Santiago on Wednesday said she would run for President in 2016 if there there were “like-minded” supporters led by Bernas.

She said she had licked cancer and “I’m actually thinking of several career options,” adding by 2016 she would be disqualified to seen another term as a senator.

Last June, doctors said Santiago had a stage-4 lung cancer and put her in medication for six weeks. And on Aug. 12 St. Luke’s Medical Center in Bonifacio Global City said the tumor in her left lung had regressed, meaning she had been cured.

“I’m not going to be coy,” Santiago said.

“Society leaders have urged me to seek the presidency. I can rise to the occasion, although I was following the other sign posts on the road to recovery.”

Bernas on Tuesday also warned that clipping the powers of the Supreme Court would be “very dangerous.”

Aquino has said he is considering constitutional changes to address what he calls  the Judiciary’s “overreach.” He made that statement after the high court declared portions of his Disbursement Acceleration Program  unconstitutional.

“Weakening the Supreme Court, I think, would be very dangerous. That would be very dangerous,” Bernas said.

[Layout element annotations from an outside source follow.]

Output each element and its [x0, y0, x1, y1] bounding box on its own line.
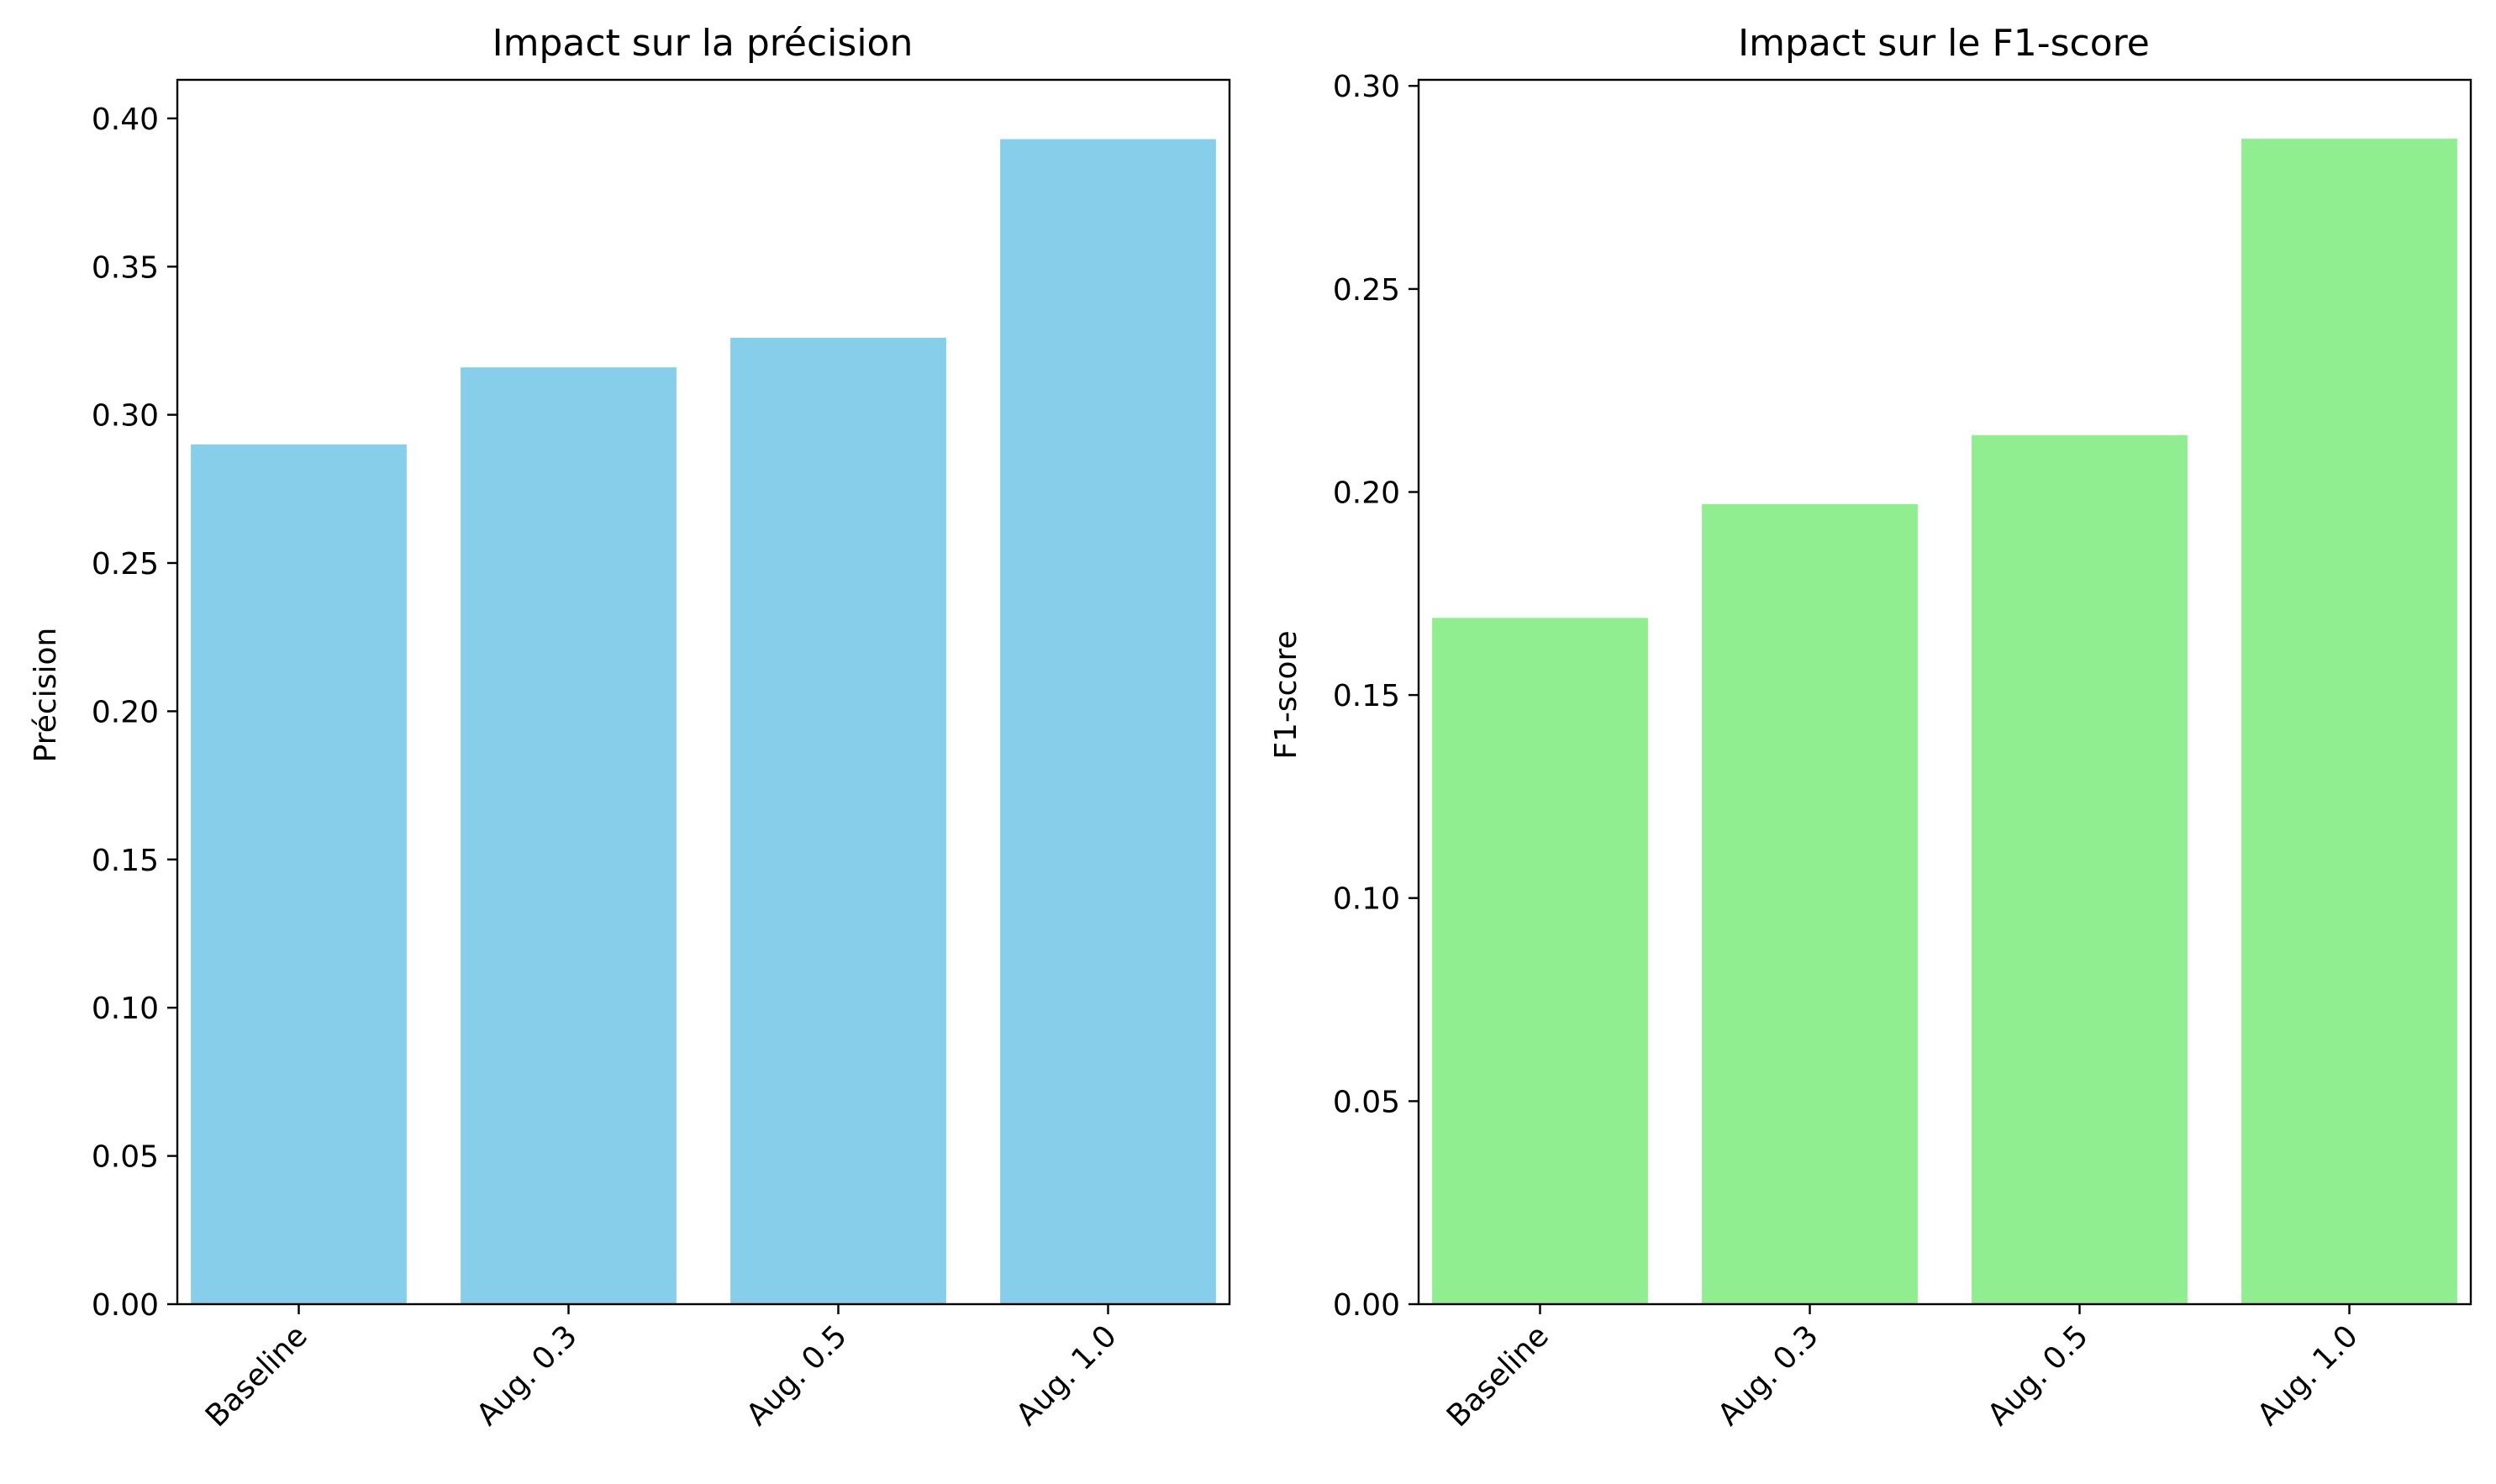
precision-y-tick-label-8: 0.40 — [92, 103, 159, 137]
f1-score-y-tick-label-2: 0.10 — [1333, 882, 1400, 917]
f1-score-plot-frame — [1417, 78, 2472, 1306]
precision-y-tick-label-3: 0.15 — [92, 844, 159, 878]
precision-bar-0 — [191, 444, 407, 1304]
precision-bar-3 — [1000, 139, 1216, 1305]
f1-score-bars — [1432, 139, 2457, 1305]
precision-y-tick-label-6: 0.30 — [92, 399, 159, 434]
f1-score-y-tick-label-4: 0.20 — [1333, 476, 1400, 511]
f1-score-chart-title: Impact sur le F1-score — [1738, 22, 2150, 65]
precision-chart-title: Impact sur la précision — [492, 22, 914, 65]
f1-score-y-ticks: 0.00 0.05 0.10 0.15 0.20 0.25 0.30 — [1333, 70, 1419, 1323]
precision-bar-1 — [461, 367, 677, 1305]
precision-y-ticks: 0.00 0.05 0.10 0.15 0.20 0.25 0.30 0.35 0.40 — [92, 103, 177, 1323]
f1-score-bar-2 — [1972, 434, 2188, 1304]
precision-y-tick-label-7: 0.35 — [92, 250, 159, 285]
precision-y-tick-label-1: 0.05 — [92, 1140, 159, 1175]
precision-y-tick-label-0: 0.00 — [92, 1288, 159, 1323]
f1-score-y-tick-label-0: 0.00 — [1333, 1288, 1400, 1323]
precision-y-tick-label-2: 0.10 — [92, 992, 159, 1026]
precision-y-tick-label-4: 0.20 — [92, 695, 159, 729]
f1-score-bar-1 — [1702, 504, 1918, 1304]
precision-y-axis-label: Précision — [29, 628, 63, 763]
f1-score-y-tick-label-1: 0.05 — [1333, 1085, 1400, 1119]
f1-score-y-tick-label-3: 0.15 — [1333, 679, 1400, 713]
precision-plot-frame — [176, 78, 1231, 1306]
precision-chart-panel: Impact sur la précision Précision 0.000.… — [29, 22, 1231, 1434]
f1-score-bar-3 — [2241, 139, 2457, 1305]
precision-y-tick-label-5: 0.25 — [92, 547, 159, 581]
f1-score-y-tick-label-5: 0.25 — [1333, 273, 1400, 308]
f1-score-y-axis-label: F1-score — [1269, 630, 1303, 759]
f1-score-y-tick-label-6: 0.30 — [1333, 70, 1400, 104]
f1-score-bar-0 — [1432, 618, 1648, 1304]
precision-bar-2 — [730, 337, 946, 1304]
precision-bars — [191, 139, 1216, 1305]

“Enabling the President to control members of the Supreme Court, to certain extent, happened under Marcos. I think we should keep the Supreme Court independent.”

Bernas said he does not see any “overreach” on the part of the high court on its ruling on the controversial DAP.

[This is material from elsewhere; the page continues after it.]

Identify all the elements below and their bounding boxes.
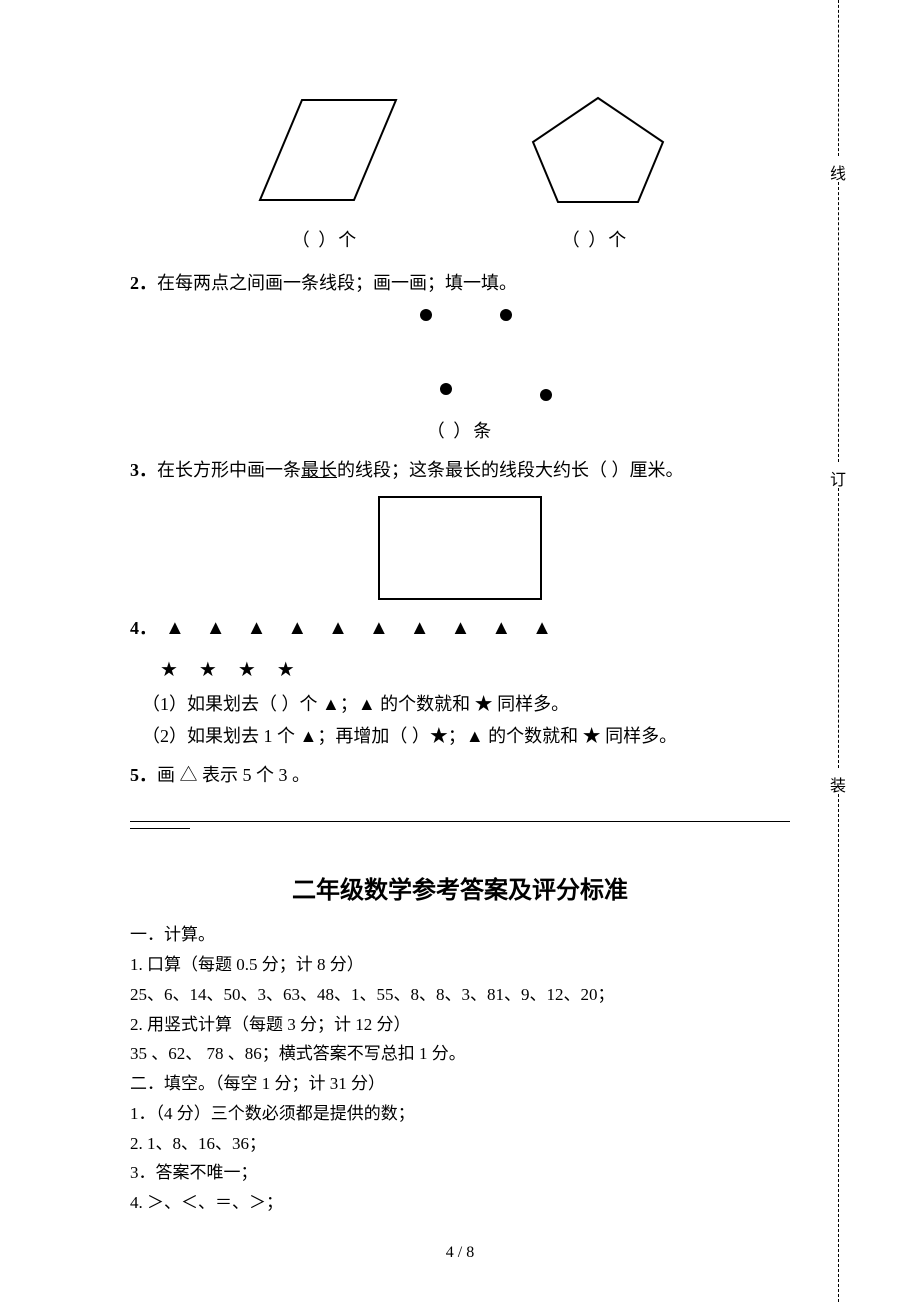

The high court merely “followed the letter of the law” saying the Executive can only use and transfer money to other agencies within the same branch if this is in the form of savings and is appropriated under the General Appropriations Act.

“I think Aquino will regret that he said that [move to clip the high court’s powers],” Bernas said.

“He can’t do it; he cannot succeed. I don’t think he will get support.”